Selling a financial advisory practice is a once in a lifetime event, one that can have a tremendous impact on an advisor’s life and family. Yet too many advisors approach this major occasion in their career with little care and planning, or with straight up avoidance and despair. It’s a case of “the cobbler’s children have no shoes,” in that most advisors fail to seek out professional guidance and to plan their own retirement, despite building a career helping clients plan for theirs. That lack of planning can lead advisors to commit several big mistakes when it comes time to sell their practice.
Waiting Too Long To Start The Process
As mentioned earlier, most advisors fail to put the same forethought and care into planning for their exit from the practice. They often wait until they are in their later years or after the practice has suffered some sort of loss before looking at their options. This is detrimental in two key ways. One, it takes time to find the right successor and prepare them to take over the reins. For an external buyer it can take several months to find the right fit and then another 6 to 12 months to transition the practice. Internal successors may need even more time to build the skills and knowledge to effectively lead the practice and serve clients.
Two, without constant growth practice value will peak, and then decline. This decline in value often comes as a surprise to advisors who plan on using the proceeds from the sale of their practice to fund their next venture or retirement. Planning ahead allows advisors to monitor the trajectory of their practice value and plan the timing of their exit in order to fully monetize the equity they have built over decades of hard work.
Not Getting A Valuation Before Negotiating A Deal
Another big mistake advisors make is relying on “rule of thumb” and other methods to determine the value and price of their practice. Most buyers utilize third-party lending to fund acquisitions. Lenders require a valuation from a qualified source to support the loan amount. Often, selling advisors can learn that they severely undervalued their practice and left hard earned money on the table.
Securing a valuation in advance of a sale also allows an advisor to monitor the trajectory of their practice value and make any necessary adjustments to strengthen the value or to time the sale of their practice. Many advisors have started using valuations as benchmarks and decision-making tools, as they can show how a firm is performing in key metrics and where they can improve. This is also valuable information for a successor who is looking to add value or mitigate any potential issues.
Trying To DIY The Sale
Most advisors aren’t experienced in practice sales. As the old saying goes, “you don’t know what you don’t know.” As one of the biggest assets you own, it’s important to seek out the advice and guidance of an experienced Successions expert. Some provide a comprehensive practice sales platform to help you with everything from determining your practice value and how to position your practice in the market, to sourcing a qualified buyer and helping transition the practice. Others provide a la carte or turnkey deal support solutions for sellers who already have found a successor and simply need help structuring the deal in a way that is equitable for both parties. In either case, the prudent thing to do is to seek out advice from experienced professionals who have the tools, resources, and processes to make your practice sale a success.

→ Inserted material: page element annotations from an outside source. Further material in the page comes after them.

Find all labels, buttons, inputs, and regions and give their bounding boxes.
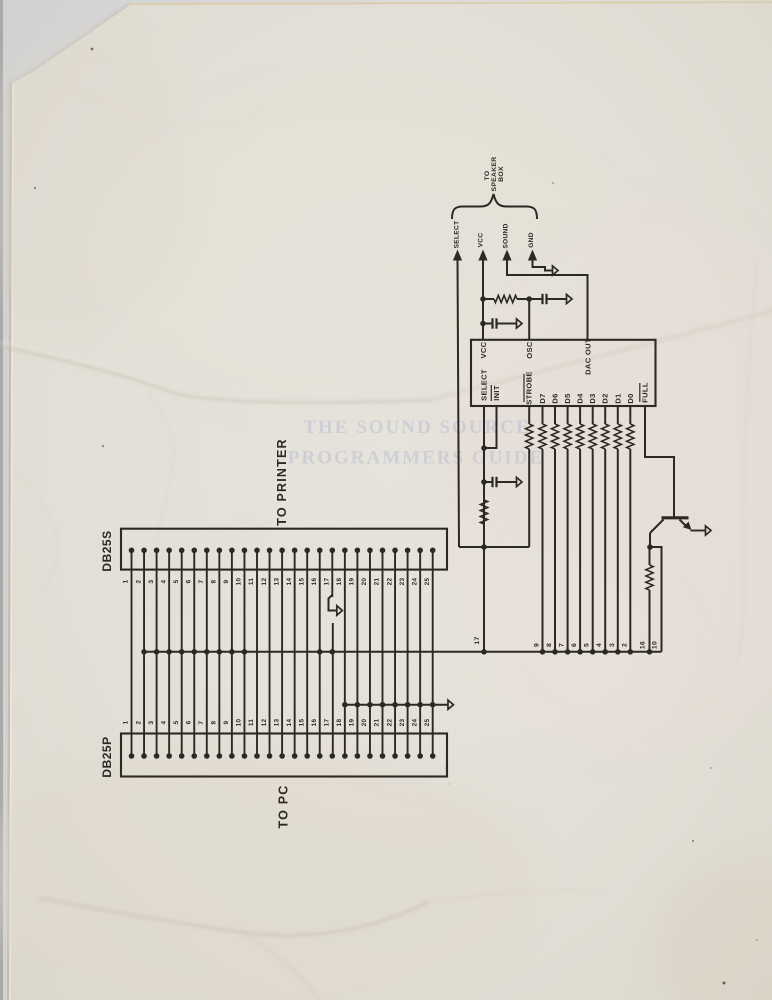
- svg-text:5: 5: [173, 720, 180, 724]
- svg-text:24: 24: [411, 719, 418, 727]
- svg-text:18: 18: [336, 719, 343, 727]
- svg-text:17: 17: [324, 719, 331, 727]
- svg-text:22: 22: [386, 578, 393, 586]
- svg-text:11: 11: [248, 578, 255, 586]
- svg-text:FULL: FULL: [641, 382, 650, 403]
- svg-text:8: 8: [211, 579, 218, 583]
- svg-text:D5: D5: [563, 393, 572, 404]
- svg-text:DAC OUT: DAC OUT: [584, 338, 593, 375]
- svg-text:18: 18: [336, 578, 343, 586]
- svg-text:17: 17: [324, 578, 331, 586]
- svg-text:15: 15: [298, 578, 305, 586]
- svg-text:14: 14: [286, 578, 293, 586]
- svg-text:7: 7: [559, 643, 566, 647]
- svg-text:15: 15: [298, 719, 305, 727]
- svg-text:6: 6: [571, 643, 578, 647]
- svg-text:8: 8: [211, 720, 218, 724]
- svg-text:4: 4: [160, 579, 167, 583]
- svg-text:10: 10: [236, 578, 243, 586]
- svg-text:9: 9: [534, 643, 541, 647]
- svg-text:7: 7: [198, 720, 205, 724]
- svg-text:25: 25: [424, 578, 431, 586]
- svg-text:1: 1: [123, 579, 130, 583]
- svg-text:24: 24: [411, 578, 418, 586]
- svg-text:4: 4: [160, 720, 167, 724]
- svg-text:12: 12: [261, 719, 268, 727]
- svg-text:INIT: INIT: [492, 385, 501, 401]
- svg-text:23: 23: [399, 578, 406, 586]
- svg-text:TO PRINTER: TO PRINTER: [275, 438, 289, 525]
- svg-text:17: 17: [474, 636, 481, 644]
- svg-text:3: 3: [609, 643, 616, 647]
- svg-text:D4: D4: [576, 393, 585, 404]
- svg-text:5: 5: [584, 643, 591, 647]
- svg-text:14: 14: [286, 719, 293, 727]
- svg-text:5: 5: [173, 579, 180, 583]
- svg-text:9: 9: [223, 579, 230, 583]
- svg-text:20: 20: [361, 578, 368, 586]
- svg-text:PROGRAMMERS GUIDE: PROGRAMMERS GUIDE: [288, 448, 544, 469]
- svg-text:19: 19: [349, 578, 356, 586]
- svg-text:25: 25: [424, 719, 431, 727]
- svg-text:23: 23: [399, 719, 406, 727]
- svg-text:6: 6: [185, 579, 192, 583]
- svg-text:TO PC: TO PC: [277, 785, 291, 829]
- svg-text:OSC: OSC: [525, 341, 534, 359]
- svg-text:8: 8: [546, 643, 553, 647]
- svg-text:2: 2: [621, 643, 628, 647]
- svg-text:20: 20: [361, 719, 368, 727]
- svg-text:DB25P: DB25P: [100, 736, 114, 777]
- svg-text:D6: D6: [551, 393, 560, 403]
- svg-text:22: 22: [386, 719, 393, 727]
- svg-text:21: 21: [374, 719, 381, 727]
- svg-text:2: 2: [135, 720, 142, 724]
- svg-text:VCC: VCC: [478, 233, 485, 248]
- svg-text:STROBE: STROBE: [525, 371, 534, 404]
- svg-text:16: 16: [311, 578, 318, 586]
- svg-text:12: 12: [261, 578, 268, 586]
- svg-text:19: 19: [349, 719, 356, 727]
- svg-text:2: 2: [135, 579, 142, 583]
- svg-text:3: 3: [148, 579, 155, 583]
- svg-text:9: 9: [223, 720, 230, 724]
- svg-text:DB25S: DB25S: [100, 530, 114, 571]
- svg-text:21: 21: [374, 578, 381, 586]
- svg-text:1: 1: [123, 720, 130, 724]
- svg-text:4: 4: [596, 643, 603, 647]
- svg-text:6: 6: [185, 720, 192, 724]
- svg-text:3: 3: [148, 720, 155, 724]
- svg-text:D1: D1: [613, 393, 622, 404]
- svg-text:TO: TO: [484, 171, 491, 181]
- svg-text:11: 11: [248, 719, 255, 727]
- svg-text:10: 10: [236, 719, 243, 727]
- svg-text:16: 16: [640, 641, 647, 649]
- svg-text:10: 10: [652, 641, 659, 649]
- svg-text:D3: D3: [588, 393, 597, 403]
- svg-text:GND: GND: [528, 232, 535, 248]
- svg-text:D7: D7: [538, 393, 547, 403]
- svg-text:16: 16: [311, 719, 318, 727]
- svg-text:7: 7: [198, 579, 205, 583]
- svg-text:D0: D0: [626, 393, 635, 403]
- svg-text:BOX: BOX: [498, 166, 505, 182]
- svg-text:SELECT: SELECT: [480, 369, 489, 401]
- svg-text:SELECT: SELECT: [454, 221, 461, 249]
- svg-text:D2: D2: [601, 393, 610, 403]
- svg-text:13: 13: [273, 578, 280, 586]
- svg-text:SPEAKER: SPEAKER: [491, 157, 498, 192]
- svg-text:13: 13: [273, 719, 280, 727]
- svg-text:SOUND: SOUND: [503, 223, 510, 248]
- svg-text:VCC: VCC: [479, 341, 488, 358]
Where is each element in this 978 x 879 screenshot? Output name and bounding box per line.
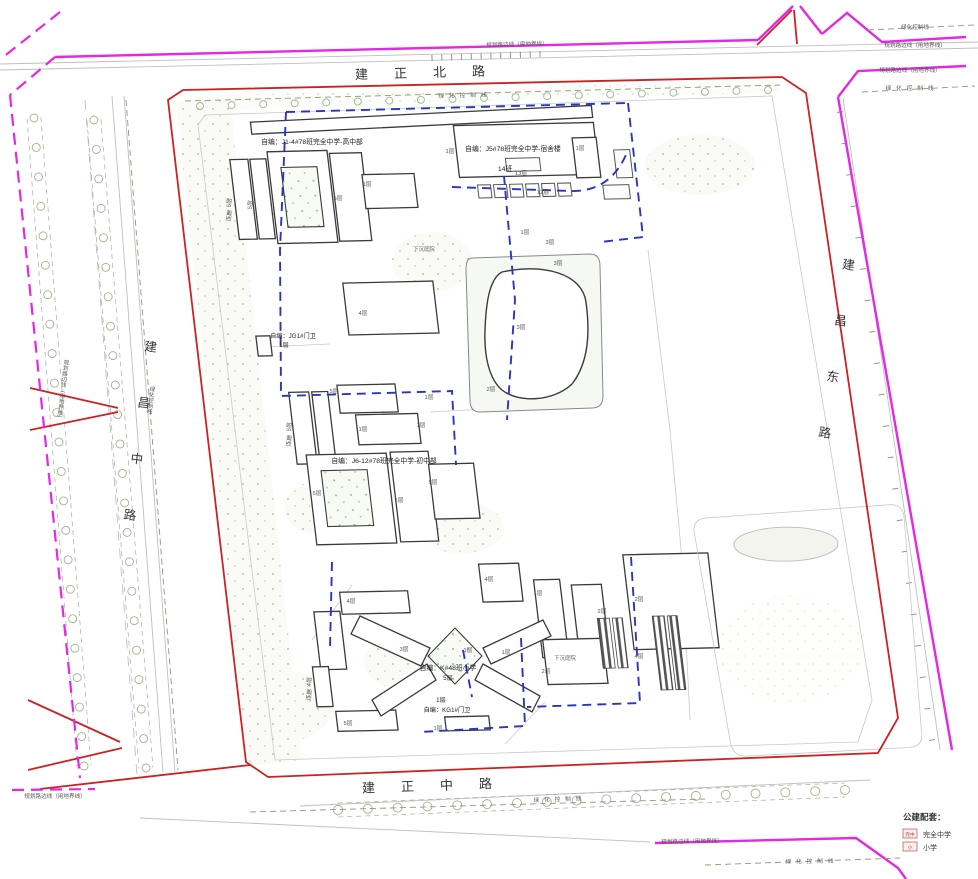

Not Exploring All Their Options
Another mistake advisors make is not looking at all possible sources for a successor. It may make sense to leverage a sunsetting program with your broker-dealer, but the right fit advisor may not always be at the same firm. Also, most successions services within a broker-dealer or custodian are often designed to benefit the buyer, who will remain with the firm in the coming years. Advisors should also consider whether they want to sell their practice in phases or all at once, and whether they want to list their practice on the open market or want to work with a M&A consultant with a pool of buyers at a specific broker dealer or region.
Not Helping To Transition Clients and Staff
Finding the right buyer and closing the deal is only part of the process. Getting a practice sale to the finish line successfully requires active participation from the seller throughout. This includes actively communicating with staff and clients and helping the buyer transition accounts over to the new practice. Often, this is where deals fall apart and where unexpected headaches can arise. Legal considerations aside, it’s also critical to an advisor’s legacy to properly transition clients over to the new servicing advisor. You spent years earning your clients’ trust and building a relationship. It’s important to end the engagement with integrity and the same care and concern that you have given them over the course of doing business together.
Bottom line, advisors should plan ahead for their practice sale and leverage the advice of an experienced successions team. It’s a major life event and culminates the end of a career of serving clients. It should be handled with care, with consideration for everyone involved, and be designed to leave a legacy that will make an advisor proud. Advisors should educate themselves on the process, actively plan their succession throughout their career, and leverage resources that will help them do it right.